Getting Started
swmr_tools is a python package for making live data processing of hdf5_files easy.
swmr_tools can be installed from conda-forge using:
conda install -c conda-forge swmr-tools
It can also be installed from PyPi:
pip install swmr_tools
Alternatively you can clone the git repository containing swmr_tools using:
git clone https://github.com/DiamondLightSource/python-swmrtools.git
HDF5 File Requirements
To live process HDF5 data using the swmr_tools package there are a few requirements on the file structure.
The file must be created in swmr mode (see https://docs.h5py.org/en/stable/swmr.html)
The file must have one (or more) key datasets (see below)

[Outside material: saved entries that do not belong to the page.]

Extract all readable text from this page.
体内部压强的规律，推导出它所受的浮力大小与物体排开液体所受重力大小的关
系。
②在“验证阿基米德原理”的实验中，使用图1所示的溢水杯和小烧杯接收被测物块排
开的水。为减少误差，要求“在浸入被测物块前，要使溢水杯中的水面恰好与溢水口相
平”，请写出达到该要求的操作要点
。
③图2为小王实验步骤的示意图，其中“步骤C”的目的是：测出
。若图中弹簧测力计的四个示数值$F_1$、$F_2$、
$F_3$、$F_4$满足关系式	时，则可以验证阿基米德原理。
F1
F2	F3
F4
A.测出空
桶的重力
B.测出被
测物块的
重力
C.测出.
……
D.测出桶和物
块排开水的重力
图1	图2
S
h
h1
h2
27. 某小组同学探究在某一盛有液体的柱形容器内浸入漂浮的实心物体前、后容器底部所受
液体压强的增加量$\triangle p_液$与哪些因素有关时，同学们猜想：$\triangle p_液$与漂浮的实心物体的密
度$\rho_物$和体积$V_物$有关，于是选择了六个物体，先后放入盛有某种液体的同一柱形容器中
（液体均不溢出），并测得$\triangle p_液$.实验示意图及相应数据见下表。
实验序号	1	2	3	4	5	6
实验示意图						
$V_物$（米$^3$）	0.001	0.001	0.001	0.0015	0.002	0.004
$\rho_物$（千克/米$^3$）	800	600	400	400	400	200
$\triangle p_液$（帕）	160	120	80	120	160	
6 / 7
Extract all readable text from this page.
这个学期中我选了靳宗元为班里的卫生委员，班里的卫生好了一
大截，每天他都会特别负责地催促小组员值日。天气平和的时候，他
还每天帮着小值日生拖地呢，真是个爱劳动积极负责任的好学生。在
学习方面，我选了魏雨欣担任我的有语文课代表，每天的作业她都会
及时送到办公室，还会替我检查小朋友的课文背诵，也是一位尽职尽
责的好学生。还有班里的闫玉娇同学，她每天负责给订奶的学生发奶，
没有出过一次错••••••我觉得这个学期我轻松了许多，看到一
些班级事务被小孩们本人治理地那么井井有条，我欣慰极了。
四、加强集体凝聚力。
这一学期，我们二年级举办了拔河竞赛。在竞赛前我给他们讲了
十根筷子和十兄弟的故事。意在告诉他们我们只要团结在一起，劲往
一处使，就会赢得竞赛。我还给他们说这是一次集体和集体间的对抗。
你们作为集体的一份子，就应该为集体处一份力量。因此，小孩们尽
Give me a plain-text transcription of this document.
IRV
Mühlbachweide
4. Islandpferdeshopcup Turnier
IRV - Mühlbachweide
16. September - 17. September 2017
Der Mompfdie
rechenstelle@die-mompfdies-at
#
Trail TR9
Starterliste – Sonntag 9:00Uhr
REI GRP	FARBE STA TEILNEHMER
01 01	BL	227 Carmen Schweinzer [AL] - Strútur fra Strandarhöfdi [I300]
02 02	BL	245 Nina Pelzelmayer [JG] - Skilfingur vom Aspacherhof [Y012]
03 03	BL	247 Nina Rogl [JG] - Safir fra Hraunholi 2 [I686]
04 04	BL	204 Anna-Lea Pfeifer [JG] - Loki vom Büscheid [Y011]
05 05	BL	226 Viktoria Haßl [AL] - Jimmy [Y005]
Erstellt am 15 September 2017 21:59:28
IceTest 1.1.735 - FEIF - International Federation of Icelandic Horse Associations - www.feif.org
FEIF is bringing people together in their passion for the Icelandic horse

(Optional) The file can have a finished dataset (see below)
Key Datasets
Although swmr allows HDF5 to be read while being written, it can be difficult to determine whether a slice of the data has been written to or is just the fill data HDF5 uses when a dataset is expanded. To determine whether real data is actually written, swmr_tools needs a key dataset. The key dataset is usually an integer dataset, with a fill value of zero, which is flushed with a non-zero integer value after the corresponding frame of the main dataset is flushed. By monitoring these key datasets, swmr_tools can determine when each data frame is readable.
Finished Dataset
Since HDF5 datasets can be expanded it can be difficult to tell whether a file is complete or whether more data is likely to be written. The swmr_tools library uses a time out to determine when to finish, but this can also be paired with a finished dataset. The finished dataset is a single integer dataset, with a value zero when the file is still being written to and non-zero when the file is complete. This allows a long time out to be used without wasting time waiting when the file is complete.